Lay thyme sprigs on top of mushrooms and squash on baking sheet and drizzle the two oils over everything. Use your hands to toss everything in oil so it’s all well coated. Season generously with salt and pepper and toss again.
Add to preheated oven and cook for 30 minutes, flipping at least once. After 30 minutes, check on them often, making sure the mushrooms and squash develop some colour and crispiness, but don’t burn.
Once done, remove from oven and set aside.
For the Fried Sage Leaves
Add 2 tablespoons of oil to a frying pan over medium high heat.
Add 3 sage leaves per diner to the oil and cook, flipping once, for about 2 minutes, or until the leaves are crispy and verging on brown.
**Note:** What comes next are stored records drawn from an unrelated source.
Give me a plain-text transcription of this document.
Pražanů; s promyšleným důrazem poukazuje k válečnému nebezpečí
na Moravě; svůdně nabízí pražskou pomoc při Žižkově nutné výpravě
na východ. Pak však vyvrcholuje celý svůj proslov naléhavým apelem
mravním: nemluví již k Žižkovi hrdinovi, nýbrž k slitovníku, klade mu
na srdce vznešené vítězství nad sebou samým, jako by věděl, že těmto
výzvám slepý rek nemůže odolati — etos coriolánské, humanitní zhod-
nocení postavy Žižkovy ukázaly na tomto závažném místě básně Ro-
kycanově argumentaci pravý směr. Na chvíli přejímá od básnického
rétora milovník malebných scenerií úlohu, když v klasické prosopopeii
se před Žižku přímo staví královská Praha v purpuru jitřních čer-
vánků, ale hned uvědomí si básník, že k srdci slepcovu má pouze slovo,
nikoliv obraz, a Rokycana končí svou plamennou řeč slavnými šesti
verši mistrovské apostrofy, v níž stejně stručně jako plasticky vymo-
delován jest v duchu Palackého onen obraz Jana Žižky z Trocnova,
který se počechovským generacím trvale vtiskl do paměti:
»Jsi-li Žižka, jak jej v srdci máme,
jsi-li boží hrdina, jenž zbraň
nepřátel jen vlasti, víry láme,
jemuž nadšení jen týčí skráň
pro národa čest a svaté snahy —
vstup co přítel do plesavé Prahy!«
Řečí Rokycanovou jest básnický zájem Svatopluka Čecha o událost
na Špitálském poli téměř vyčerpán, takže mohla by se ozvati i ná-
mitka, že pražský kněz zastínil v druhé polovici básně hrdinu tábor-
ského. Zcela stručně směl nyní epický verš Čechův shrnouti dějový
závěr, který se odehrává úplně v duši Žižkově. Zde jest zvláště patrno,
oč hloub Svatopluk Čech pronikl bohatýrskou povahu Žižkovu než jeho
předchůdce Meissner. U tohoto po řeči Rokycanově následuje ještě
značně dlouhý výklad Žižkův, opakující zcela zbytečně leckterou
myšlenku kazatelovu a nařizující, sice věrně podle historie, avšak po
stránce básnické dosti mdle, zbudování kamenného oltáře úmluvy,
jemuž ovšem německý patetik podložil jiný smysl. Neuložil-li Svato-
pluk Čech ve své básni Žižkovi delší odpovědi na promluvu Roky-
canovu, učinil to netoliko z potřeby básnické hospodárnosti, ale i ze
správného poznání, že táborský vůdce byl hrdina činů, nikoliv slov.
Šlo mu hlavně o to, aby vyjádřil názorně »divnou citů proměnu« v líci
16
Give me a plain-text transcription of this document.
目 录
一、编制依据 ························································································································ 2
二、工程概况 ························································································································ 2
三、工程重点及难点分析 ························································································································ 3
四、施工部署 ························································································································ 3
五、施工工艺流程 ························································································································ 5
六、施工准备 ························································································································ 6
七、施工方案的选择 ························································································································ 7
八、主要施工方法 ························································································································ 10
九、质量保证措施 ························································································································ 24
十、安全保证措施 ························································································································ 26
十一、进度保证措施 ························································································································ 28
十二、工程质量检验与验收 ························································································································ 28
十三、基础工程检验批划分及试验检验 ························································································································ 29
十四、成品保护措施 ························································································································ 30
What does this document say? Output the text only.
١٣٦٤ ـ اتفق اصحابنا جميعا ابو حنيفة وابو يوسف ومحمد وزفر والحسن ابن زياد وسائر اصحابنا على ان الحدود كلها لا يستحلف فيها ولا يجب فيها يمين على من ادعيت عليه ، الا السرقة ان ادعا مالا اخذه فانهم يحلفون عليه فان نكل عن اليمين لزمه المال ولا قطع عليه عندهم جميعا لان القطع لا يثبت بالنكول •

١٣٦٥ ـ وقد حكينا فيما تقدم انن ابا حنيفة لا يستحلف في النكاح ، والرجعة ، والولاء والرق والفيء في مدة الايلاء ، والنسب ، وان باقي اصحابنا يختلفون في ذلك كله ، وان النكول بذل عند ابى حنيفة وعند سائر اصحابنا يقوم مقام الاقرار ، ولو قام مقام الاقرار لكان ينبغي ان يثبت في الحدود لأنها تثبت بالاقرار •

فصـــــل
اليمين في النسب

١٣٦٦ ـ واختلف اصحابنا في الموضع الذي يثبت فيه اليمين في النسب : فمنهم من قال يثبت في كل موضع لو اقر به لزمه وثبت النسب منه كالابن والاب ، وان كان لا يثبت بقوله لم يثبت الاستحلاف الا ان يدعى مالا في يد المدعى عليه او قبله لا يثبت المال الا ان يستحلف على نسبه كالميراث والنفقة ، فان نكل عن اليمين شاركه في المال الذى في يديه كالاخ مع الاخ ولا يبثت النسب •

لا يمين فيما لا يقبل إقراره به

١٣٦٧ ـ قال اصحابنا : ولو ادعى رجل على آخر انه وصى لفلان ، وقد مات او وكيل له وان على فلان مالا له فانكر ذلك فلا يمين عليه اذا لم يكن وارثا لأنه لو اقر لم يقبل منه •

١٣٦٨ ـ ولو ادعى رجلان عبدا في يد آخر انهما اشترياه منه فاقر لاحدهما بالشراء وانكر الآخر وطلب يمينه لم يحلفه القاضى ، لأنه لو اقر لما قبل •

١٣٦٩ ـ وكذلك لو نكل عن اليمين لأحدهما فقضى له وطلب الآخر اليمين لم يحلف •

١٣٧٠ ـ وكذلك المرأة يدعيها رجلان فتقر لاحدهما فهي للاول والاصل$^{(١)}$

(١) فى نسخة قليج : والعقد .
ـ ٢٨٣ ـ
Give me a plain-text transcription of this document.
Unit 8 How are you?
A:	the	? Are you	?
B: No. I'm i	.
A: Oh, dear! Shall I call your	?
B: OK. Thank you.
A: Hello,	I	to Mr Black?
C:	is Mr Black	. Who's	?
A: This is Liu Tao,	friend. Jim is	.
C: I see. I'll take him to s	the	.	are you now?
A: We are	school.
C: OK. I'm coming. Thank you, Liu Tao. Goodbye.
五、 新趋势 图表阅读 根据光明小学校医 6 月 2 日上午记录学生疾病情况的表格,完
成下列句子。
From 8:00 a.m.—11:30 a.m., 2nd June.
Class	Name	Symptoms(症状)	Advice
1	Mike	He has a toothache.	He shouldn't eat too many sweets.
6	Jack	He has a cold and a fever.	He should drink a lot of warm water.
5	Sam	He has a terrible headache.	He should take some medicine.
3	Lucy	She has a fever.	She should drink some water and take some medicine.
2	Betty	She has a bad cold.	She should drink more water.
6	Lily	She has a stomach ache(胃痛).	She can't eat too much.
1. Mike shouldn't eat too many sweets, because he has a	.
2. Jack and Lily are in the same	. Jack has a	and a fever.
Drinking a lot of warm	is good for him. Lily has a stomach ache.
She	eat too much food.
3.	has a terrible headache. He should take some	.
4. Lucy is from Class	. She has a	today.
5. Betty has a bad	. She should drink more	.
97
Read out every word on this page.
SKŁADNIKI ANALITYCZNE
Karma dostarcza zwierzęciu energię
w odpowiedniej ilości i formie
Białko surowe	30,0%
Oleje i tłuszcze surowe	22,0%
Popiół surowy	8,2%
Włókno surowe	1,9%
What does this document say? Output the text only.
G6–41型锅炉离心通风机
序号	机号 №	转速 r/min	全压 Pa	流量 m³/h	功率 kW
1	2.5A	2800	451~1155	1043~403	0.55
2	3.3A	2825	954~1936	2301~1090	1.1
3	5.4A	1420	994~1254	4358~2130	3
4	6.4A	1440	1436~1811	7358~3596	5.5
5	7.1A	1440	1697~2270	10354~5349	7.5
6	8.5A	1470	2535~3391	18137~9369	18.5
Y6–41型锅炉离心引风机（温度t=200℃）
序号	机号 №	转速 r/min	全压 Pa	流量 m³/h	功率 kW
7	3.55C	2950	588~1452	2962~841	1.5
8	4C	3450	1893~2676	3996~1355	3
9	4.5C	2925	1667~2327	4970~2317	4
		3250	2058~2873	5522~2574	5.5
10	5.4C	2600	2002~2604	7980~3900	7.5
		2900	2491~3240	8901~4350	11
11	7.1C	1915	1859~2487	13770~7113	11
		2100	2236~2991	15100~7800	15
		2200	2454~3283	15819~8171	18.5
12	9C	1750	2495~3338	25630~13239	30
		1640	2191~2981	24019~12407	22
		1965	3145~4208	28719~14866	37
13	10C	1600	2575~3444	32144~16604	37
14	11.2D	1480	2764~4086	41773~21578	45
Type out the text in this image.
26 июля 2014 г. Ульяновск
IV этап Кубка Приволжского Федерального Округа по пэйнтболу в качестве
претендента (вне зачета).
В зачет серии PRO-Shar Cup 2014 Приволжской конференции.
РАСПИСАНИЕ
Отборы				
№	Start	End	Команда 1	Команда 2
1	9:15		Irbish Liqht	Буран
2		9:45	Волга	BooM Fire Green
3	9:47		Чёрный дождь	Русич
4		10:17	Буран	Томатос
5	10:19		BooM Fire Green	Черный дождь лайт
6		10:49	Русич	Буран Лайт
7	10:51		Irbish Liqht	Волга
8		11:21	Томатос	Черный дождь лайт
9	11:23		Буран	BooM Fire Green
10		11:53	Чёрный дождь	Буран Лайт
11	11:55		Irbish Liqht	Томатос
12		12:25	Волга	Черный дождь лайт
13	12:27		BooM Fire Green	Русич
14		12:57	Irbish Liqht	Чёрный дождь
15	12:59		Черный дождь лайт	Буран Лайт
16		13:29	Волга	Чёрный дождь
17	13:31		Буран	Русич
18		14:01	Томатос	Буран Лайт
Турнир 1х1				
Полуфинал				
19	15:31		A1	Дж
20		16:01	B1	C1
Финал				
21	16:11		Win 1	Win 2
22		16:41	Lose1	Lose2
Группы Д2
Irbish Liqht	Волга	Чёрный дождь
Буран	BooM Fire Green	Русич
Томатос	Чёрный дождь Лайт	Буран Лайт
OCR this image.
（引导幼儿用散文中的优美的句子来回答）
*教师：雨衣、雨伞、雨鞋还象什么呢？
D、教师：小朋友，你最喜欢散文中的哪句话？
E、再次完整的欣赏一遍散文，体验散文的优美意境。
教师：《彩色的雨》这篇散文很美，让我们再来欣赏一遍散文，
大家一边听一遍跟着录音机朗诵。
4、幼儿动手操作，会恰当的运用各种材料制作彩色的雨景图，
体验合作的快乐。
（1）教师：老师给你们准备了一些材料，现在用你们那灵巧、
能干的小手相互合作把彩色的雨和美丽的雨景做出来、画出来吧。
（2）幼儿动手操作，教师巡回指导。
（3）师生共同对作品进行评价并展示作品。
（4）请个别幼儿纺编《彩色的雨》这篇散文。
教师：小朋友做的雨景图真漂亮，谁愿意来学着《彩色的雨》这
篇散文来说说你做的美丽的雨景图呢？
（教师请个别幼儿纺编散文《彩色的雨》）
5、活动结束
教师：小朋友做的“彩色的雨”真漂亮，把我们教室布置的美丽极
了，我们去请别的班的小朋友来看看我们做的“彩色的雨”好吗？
Remove from the oil and drain on paper towels, sprinkling with salt while they’re still hot.
For the Risotto
Take the remaining 3 quarters of the squash and scrape out any seeds and gunk.*
Peel off the skin and carefully dice the squash into 1 cm (1/2 inch) pieces. They will be cooked down, so don’t worry about their shape or exact size.
Add 1 tbsp of oil to a large frying or casserole pan over medium high heat.
Add chopped onion and cook, stirring often until it begins to soften.
Add diced squash and minced sage and cook for another 2 or 3 minutes.
Fill up a pitcher of water and set beside your frying pan.
Add rice to frying pan and splash about 1/2 cup of water into the pan.
Bring heat down to medium.
Continue stirring the rice every 30 seconds or more, adding a splash of water every time the liquid in the pan begins to dry up.
The rice will slowly absorb the water and begin to turn creamy, while the squash will soften.
Once the squash begins to soften (after about 10 minutes), start smushing down the squash as you stir the risotto. You want the squash to be a part of the sauce, with no visible chunks left at the end.
Once the squash has been… squashed, and the rice is beginning to look creamy, add the miso paste and fish sauce.
At this point, start tasting the risotto, you want it to be creamy and smooth, yet a touch al dente when you bite into the rice itself. It’s all up to you though, when you feel like the texture is perfect, that means it’s done!
Once the risotto is done to your liking, remove from the heat and stir in the grated Parmesan cheese and butter. Add salt and pepper to taste.
To plate, scoop some risotto onto a plate or bowl. Top with a few pieces of roasted squash, a piece of roasted maitake, 3 fried sage leaves, flaky salt, chili flakes, and petals (or grated) of Parmesan cheese (use a vegetable peeler to achieve this). Enjoy!
*You can easily pull apart Maitakes by hand. Try to pull off a flattish piece, as it will roast better that way.
*For flavour. Use 2 tbsp vegetable oil if you don’t have it.
*The seeds can be washed off, seasoned, and thrown into the slowly cooling oven to dry and cook after you take out the mushrooms!